NHSX’s app, now abandoned, was unable to monitor close contacts between people if one or both of them were using an iPhone because the phone forced it into sleep mode.
And the software made by Apple and Google, according to the UK Government, is currently unable to work out how far apart people are – an essential function of contact tracing.
British officials are now reported to be working with the tech giants to develop a hybrid app using the best features from both.
They said this month that the NHS app didn’t work when used on Apple iPhones – it essentially went into sleep mode and was unable to detect 96 per cent of contacts.
Although it worked better on Android, detecting 75 per cent of phones nearby, it did not compare with the 99 per cent detection achieved by Apple and Google’s software.
That technology, however, could not tell how far away someone was and produced the same signal for people at three metres as it did for people at one metre.
The amount of time people spend within a certain distance of one another – currently two metres – is ‘mission critical’ for a contact tracing app, Matt Hancock said.
People living in apartment buildings, for example, are likely regularly within three metres of someone but not actually in the same flat or even on the same floor.
NHS bosses now say they will pool the positives of both apps to try and create one which can be used in Britain in the future, but this is likely to take months.
Baroness Dido Harding and Matthew Gould, CEO of NHSX, the health service’s digital department, said in a joint statement: ‘We have agreed to share our own innovative work on estimating distance between app users with Google and Apple – work that we hope will benefit others – while using their solution to address some of the specific technical challenges identified through our rigorous testing.’
The Labour Party said the contact tracing app, initially scheduled for mid-May, had been another fiasco characteristic of the Government’s mishandling of Covid-19.
Shadow Health Secretary Jonathan Ashworth said at the time: ‘This is unsurprising and yet another example of where the government’s response has been slow and badly managed.
‘It’s meant precious time and money wasted.
‘For months tech experts warned ministers about the flaws in their app which is why we wrote to Matt Hancock encouraging the government to consider digital alternatives back in May.
‘Ministers must now urgently prioritise building a fully effective test, trace and isolate regime lead by local expertise to break the chains of transmission of this deadly virus.’

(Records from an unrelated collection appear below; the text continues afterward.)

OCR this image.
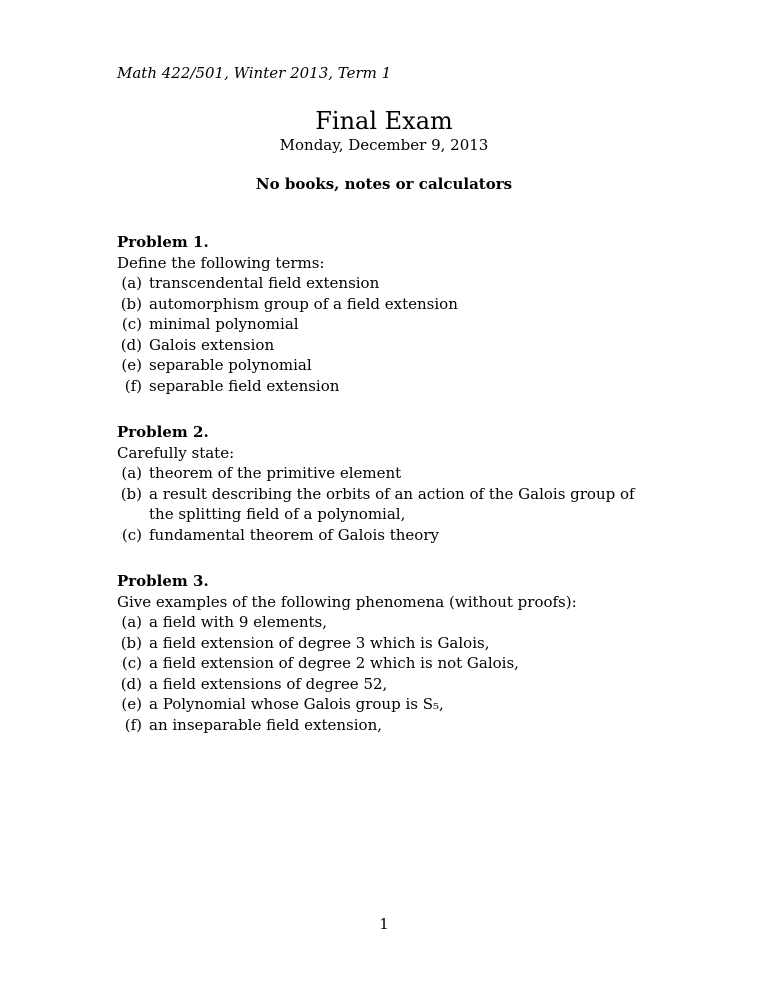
Math 422/501, Winter 2013, Term 1
Final Exam
Monday, December 9, 2013
No books, notes or calculators
Problem 1.
Define the following terms:
(a) transcendental field extension
(b) automorphism group of a field extension
(c) minimal polynomial
(d) Galois extension
(e) separable polynomial
(f) separable field extension
Problem 2.
Carefully state:
(a) theorem of the primitive element
(b) a result describing the orbits of an action of the Galois group of the splitting field of a polynomial,
(c) fundamental theorem of Galois theory
Problem 3.
Give examples of the following phenomena (without proofs):
(a) a field with 9 elements,
(b) a field extension of degree 3 which is Galois,
(c) a field extension of degree 2 which is not Galois,
(d) a field extensions of degree 52,
(e) a Polynomial whose Galois group is S₅,
(f) an inseparable field extension,
1
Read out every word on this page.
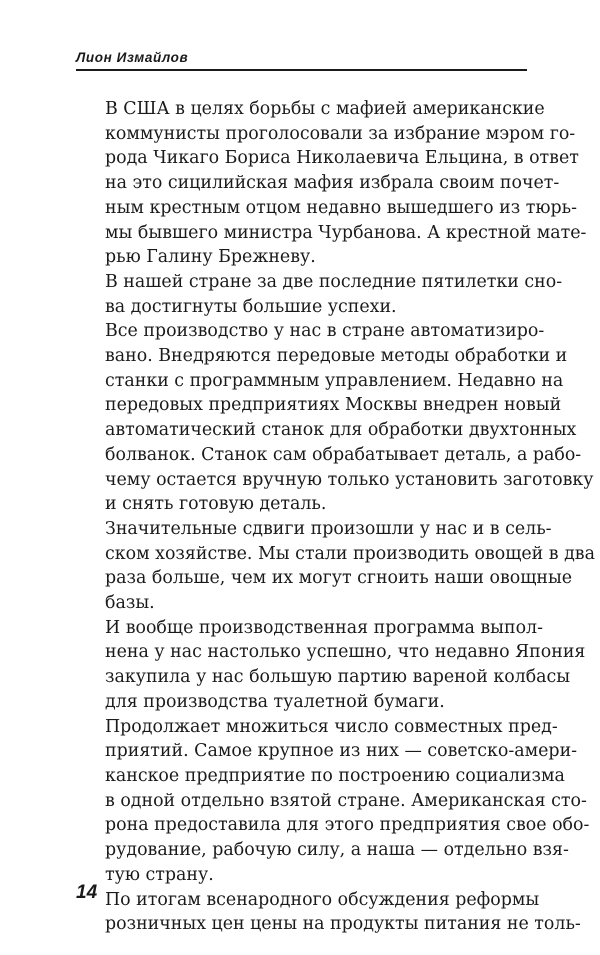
Лион Измайлов

В США в целях борьбы с мафией американские
коммунисты проголосовали за избрание мэром го-
рода Чикаго Бориса Николаевича Ельцина, в ответ
на это сицилийская мафия избрала своим почет-
ным крестным отцом недавно вышедшего из тюрь-
мы бывшего министра Чурбанова. А крестной мате-
рью Галину Брежневу.

В нашей стране за две последние пятилетки сно-
ва достигнуты большие успехи.

Все производство у нас в стране автоматизиро-
вано. Внедряются передовые методы обработки и
станки с программным управлением. Недавно на
передовых предприятиях Москвы внедрен новый
автоматический станок для обработки двухтонных
болванок. Станок сам обрабатывает деталь, а рабо-
чему остается вручную только установить заготовку
и снять готовую деталь.

Значительные сдвиги произошли у нас и в сель-
ском хозяйстве. Мы стали производить овощей в два
раза больше, чем их могут сгноить наши овощные
базы.

И вообще производственная программа выпол-
нена у нас настолько успешно, что недавно Япония
закупила у нас большую партию вареной колбасы
для производства туалетной бумаги.

Продолжает множиться число совместных пред-
приятий. Самое крупное из них — советско-амери-
канское предприятие по построению социализма
в одной отдельно взятой стране. Американская сто-
рона предоставила для этого предприятия свое обо-
рудование, рабочую силу, а наша — отдельно взя-
тую страну.

По итогам всенародного обсуждения реформы
розничных цен цены на продукты питания не толь-

14
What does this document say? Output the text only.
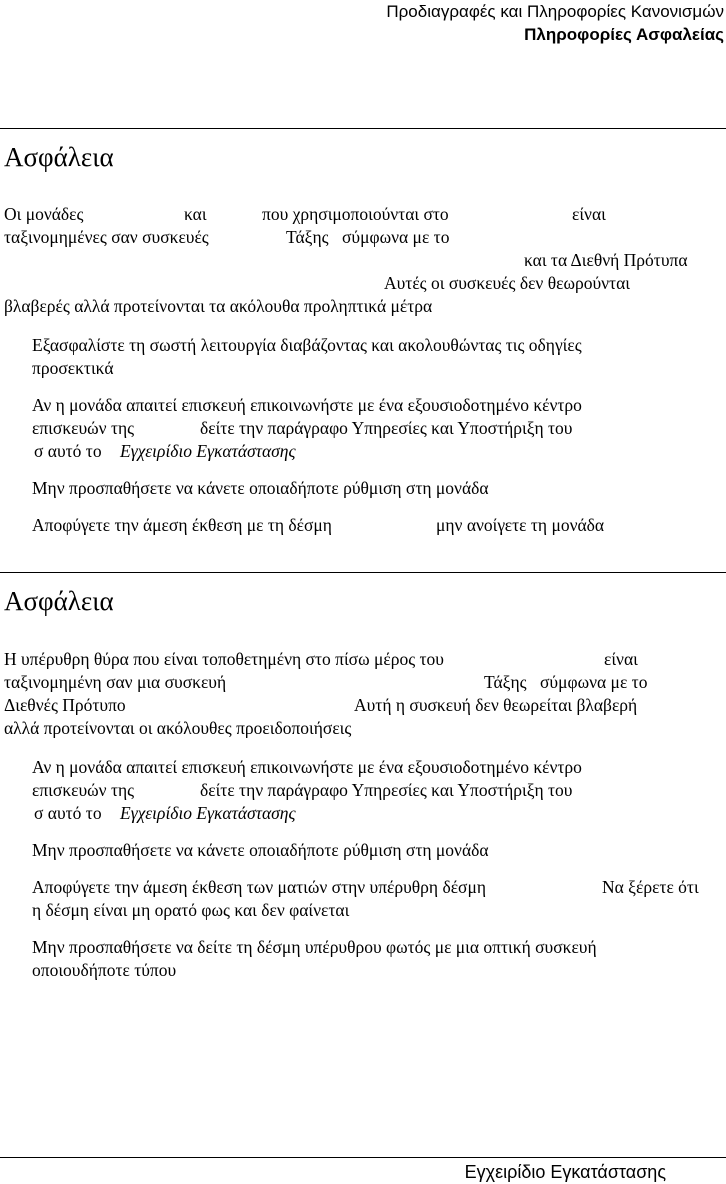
Προδιαγραφές και Πληροφορίες Κανονισμών
Πληροφορίες Ασφαλείας
Ασφάλεια
Οι μονάδες	και	που χρησιμοποιούνται στο	είναι
ταξινομημένες σαν συσκευές	Τάξης σύμφωνα με το
και τα Διεθνή Πρότυπα
Αυτές οι συσκευές δεν θεωρούνται
βλαβερές αλλά προτείνονται τα ακόλουθα προληπτικά μέτρα
Εξασφαλίστε τη σωστή λειτουργία διαβάζοντας και ακολουθώντας τις οδηγίες
προσεκτικά
Αν η μονάδα απαιτεί επισκευή επικοινωνήστε με ένα εξουσιοδοτημένο κέντρο
επισκευών της	δείτε την παράγραφο Υπηρεσίες και Υποστήριξη του
σ αυτό το Εγχειρίδιο Εγκατάστασης
Μην προσπαθήσετε να κάνετε οποιαδήποτε ρύθμιση στη μονάδα
Αποφύγετε την άμεση έκθεση με τη δέσμη	μην ανοίγετε τη μονάδα
Ασφάλεια
Η υπέρυθρη θύρα που είναι τοποθετημένη στο πίσω μέρος του	είναι
ταξινομημένη σαν μια συσκευή	Τάξης σύμφωνα με το
Διεθνές Πρότυπο	Αυτή η συσκευή δεν θεωρείται βλαβερή
αλλά προτείνονται οι ακόλουθες προειδοποιήσεις
Αν η μονάδα απαιτεί επισκευή επικοινωνήστε με ένα εξουσιοδοτημένο κέντρο
επισκευών της	δείτε την παράγραφο Υπηρεσίες και Υποστήριξη του
σ αυτό το Εγχειρίδιο Εγκατάστασης
Μην προσπαθήσετε να κάνετε οποιαδήποτε ρύθμιση στη μονάδα
Αποφύγετε την άμεση έκθεση των ματιών στην υπέρυθρη δέσμη	Να ξέρετε ότι
η δέσμη είναι μη ορατό φως και δεν φαίνεται
Μην προσπαθήσετε να δείτε τη δέσμη υπέρυθρου φωτός με μια οπτική συσκευή
οποιουδήποτε τύπου
Εγχειρίδιο Εγκατάστασης
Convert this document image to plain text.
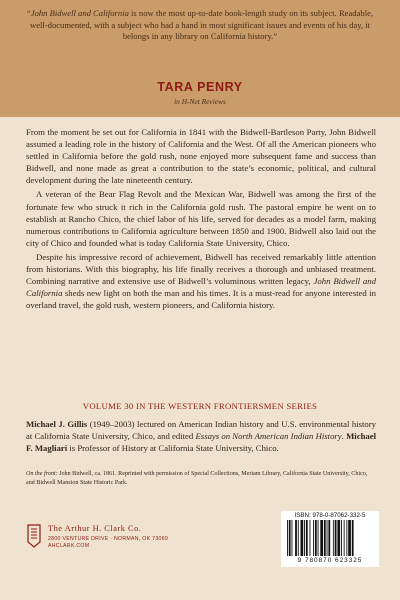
“John Bidwell and California is now the most up-to-date book-length study on its subject. Readable, well-documented, with a subject who had a hand in most significant issues and events of his day, it belongs in any library on California history.”
TARA PENRY
in H-Net Reviews

From the moment he set out for California in 1841 with the Bidwell-Bartleson Party, John Bidwell assumed a leading role in the history of California and the West. Of all the American pioneers who settled in California before the gold rush, none enjoyed more subsequent fame and success than Bidwell, and none made as great a contribution to the state’s economic, political, and cultural development during the late nineteenth century.

A veteran of the Bear Flag Revolt and the Mexican War, Bidwell was among the first of the fortunate few who struck it rich in the California gold rush. The pastoral empire he went on to establish at Rancho Chico, the chief labor of his life, served for decades as a model farm, making numerous contributions to California agriculture between 1850 and 1900. Bidwell also laid out the city of Chico and founded what is today California State University, Chico.

Despite his impressive record of achievement, Bidwell has received remarkably little attention from historians. With this biography, his life finally receives a thorough and unbiased treatment. Combining narrative and extensive use of Bidwell’s voluminous written legacy, John Bidwell and California sheds new light on both the man and his times. It is a must-read for anyone interested in overland travel, the gold rush, western pioneers, and California history.

VOLUME 30 IN THE WESTERN FRONTIERSMEN SERIES
Michael J. Gillis (1949–2003) lectured on American Indian history and U.S. environmental history at California State University, Chico, and edited Essays on North American Indian History. Michael F. Magliari is Professor of History at California State University, Chico.
On the front: John Bidwell, ca. 1861. Reprinted with permission of Special Collections, Meriam Library, California State University, Chico, and Bidwell Mansion State Historic Park.
The Arthur H. Clark Co.
2800 VENTURE DRIVE · NORMAN, OK 73069
AHCLARK.COM
ISBN: 978-0-87062-332-5
9 780870 623325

Prime Minister Boris Johnson was ridiculed last week for claiming that no country has a functioning contact tracing app, when Sir Keir Starmer, leader of the opposition, pointed out that 12million people had downloaded an app in Germany.
The PM dismissed criticism over the failed NHS software, which was initially billed crucial for controlling the disease before being humiliatingly abandoned.
Mr Johnson insisted at PMQs this afternoon that no other country had a ‘functional’ app, after Sir Keir Starmer warned that one was critical for the test and trace system – especially with lockdown easing.
But Sir Keir shot back: ‘Germany – 12million downloads… I checked that overnight.’